In Emilia Romagna, vince il candidato di centrosinistra Stefano Bonaccini, con il 49% delle preferenze, seguito dal candidato di centro destra Alan Fabbri, che ha sfiorato il 30% dei voti. Giulia Gibertoni, candidata per il Movimento Cinque Stelle, ha avuto 167.022 preferenze, pari al 13,30% dei votanti. Seguono:

  • Maria Cristina Quintavalla, candidata di L'Altra Emilia Romagna, con il 4% dei voti
  • Alessandro Rondoni per Ncd, Udc ed Emilia Romagna Popolare a quota 2,66% preferenze
  • Maurizio Mazzanti, del partito Liberi Cittadini, con il 1,12% dei voti.

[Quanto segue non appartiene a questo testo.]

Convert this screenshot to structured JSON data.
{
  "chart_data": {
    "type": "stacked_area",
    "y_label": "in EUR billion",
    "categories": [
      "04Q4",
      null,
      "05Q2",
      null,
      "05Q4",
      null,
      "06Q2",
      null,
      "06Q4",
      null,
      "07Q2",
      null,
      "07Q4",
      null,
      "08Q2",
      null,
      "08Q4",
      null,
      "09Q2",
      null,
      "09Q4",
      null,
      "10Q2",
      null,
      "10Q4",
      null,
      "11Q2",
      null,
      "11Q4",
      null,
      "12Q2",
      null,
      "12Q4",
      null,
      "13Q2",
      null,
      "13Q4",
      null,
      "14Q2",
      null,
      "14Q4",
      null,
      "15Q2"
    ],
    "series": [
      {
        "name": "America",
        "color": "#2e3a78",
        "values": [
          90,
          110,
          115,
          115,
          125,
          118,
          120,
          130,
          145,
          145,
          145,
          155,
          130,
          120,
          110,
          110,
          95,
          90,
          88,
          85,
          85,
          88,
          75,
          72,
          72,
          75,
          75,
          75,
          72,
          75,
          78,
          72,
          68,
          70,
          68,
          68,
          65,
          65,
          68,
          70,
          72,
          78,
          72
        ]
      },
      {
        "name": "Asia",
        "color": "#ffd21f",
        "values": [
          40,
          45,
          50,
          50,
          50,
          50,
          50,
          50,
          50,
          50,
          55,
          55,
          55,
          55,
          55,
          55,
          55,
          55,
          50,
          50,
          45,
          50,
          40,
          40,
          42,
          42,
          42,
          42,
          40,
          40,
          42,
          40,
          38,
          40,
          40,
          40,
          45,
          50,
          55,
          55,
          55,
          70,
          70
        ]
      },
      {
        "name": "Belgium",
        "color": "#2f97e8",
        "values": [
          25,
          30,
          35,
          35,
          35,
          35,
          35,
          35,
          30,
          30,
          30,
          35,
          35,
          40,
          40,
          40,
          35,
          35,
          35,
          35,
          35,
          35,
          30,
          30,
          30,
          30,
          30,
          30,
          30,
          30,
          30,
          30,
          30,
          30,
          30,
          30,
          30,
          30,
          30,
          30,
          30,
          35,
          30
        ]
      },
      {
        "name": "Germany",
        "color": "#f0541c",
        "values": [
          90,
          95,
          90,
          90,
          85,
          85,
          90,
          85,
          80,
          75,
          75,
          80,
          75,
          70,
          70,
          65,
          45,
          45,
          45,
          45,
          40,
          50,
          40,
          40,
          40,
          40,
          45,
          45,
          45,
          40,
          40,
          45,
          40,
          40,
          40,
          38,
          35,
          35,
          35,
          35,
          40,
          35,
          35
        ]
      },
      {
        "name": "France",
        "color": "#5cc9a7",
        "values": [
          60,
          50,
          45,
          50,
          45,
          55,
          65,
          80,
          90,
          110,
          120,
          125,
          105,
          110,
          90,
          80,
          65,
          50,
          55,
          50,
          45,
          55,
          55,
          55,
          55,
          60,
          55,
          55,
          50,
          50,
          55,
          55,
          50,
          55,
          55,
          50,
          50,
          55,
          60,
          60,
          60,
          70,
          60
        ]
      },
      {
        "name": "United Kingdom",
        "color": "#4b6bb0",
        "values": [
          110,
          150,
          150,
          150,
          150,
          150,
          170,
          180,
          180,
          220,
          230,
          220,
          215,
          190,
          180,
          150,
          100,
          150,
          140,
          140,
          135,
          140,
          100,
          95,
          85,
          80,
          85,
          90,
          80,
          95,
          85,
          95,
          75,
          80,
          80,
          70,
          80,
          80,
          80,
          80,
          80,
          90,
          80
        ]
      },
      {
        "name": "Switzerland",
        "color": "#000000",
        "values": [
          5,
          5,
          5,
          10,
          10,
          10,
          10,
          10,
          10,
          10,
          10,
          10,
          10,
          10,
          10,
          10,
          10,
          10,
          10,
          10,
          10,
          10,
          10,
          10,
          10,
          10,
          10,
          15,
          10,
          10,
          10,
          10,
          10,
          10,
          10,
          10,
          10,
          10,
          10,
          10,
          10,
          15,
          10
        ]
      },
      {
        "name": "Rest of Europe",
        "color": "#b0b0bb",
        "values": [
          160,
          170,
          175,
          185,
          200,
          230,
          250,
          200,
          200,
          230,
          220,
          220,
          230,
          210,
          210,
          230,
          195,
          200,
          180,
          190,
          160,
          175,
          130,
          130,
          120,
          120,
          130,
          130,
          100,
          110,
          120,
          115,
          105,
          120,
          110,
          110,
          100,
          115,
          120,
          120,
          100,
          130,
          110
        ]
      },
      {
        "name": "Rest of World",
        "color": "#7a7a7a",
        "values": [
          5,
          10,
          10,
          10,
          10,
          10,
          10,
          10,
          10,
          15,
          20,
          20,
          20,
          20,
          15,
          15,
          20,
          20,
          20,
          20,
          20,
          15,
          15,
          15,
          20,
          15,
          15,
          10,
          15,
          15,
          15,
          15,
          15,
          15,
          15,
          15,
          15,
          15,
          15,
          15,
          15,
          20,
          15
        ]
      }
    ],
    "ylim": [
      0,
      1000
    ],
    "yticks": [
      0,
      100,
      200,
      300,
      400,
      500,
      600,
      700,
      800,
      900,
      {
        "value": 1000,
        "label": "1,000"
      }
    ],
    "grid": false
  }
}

Dati, quelli dell'Emilia, che fanno riflettere, soprattutto se comparati con i risultati ottenuti dai diversi partiti durante le elezioni per il parlamento europeo del 2014. Innanzitutto sorprende il crollo dei votanti, in una regione storicamente di sinistra, che ha sempre dimostrato un'attenta partecipazione alla vita politica. In secondo luogo, se compariamo i dati ottenuti dai maggiori partiti alle votazioni di ieri, con il risultati ottenuti alle europee di maggio, notiamo un forte calo della sinistra, con il #Pd che perde il 55% dei votanti. Osserviamo i dati al dettaglio:

#Elezioni politiche

  • Il Partito Democratico, infatti, alle europee di maggio, aveva ottenuto 1.212.392 voti, contro i 535.109 ottenuti alle votazioni di ieri, registrando un calo del 55,86%.
  • Crolla anche il M5S, che passa da 443.936 voti ottenuti a maggio, a 159.456 preferenze, con una diminuzione del 64,08%.
  • Forza Italia perde il 63,05% dei voti, rispetto alle europee di maggio 2014, passando dalle 271.951 alle 100.478 preferenze.
  • Fratelli d'Italia raggiunge i 23.052 voti, contro i 62.217 delle europee, registrando un crollo del 62,55%
  • Vola la #Lega Nord, che passa da 116.394 voti a 233.439, con un aumento delle preferenze del 100,56% rispetto a maggio 2014.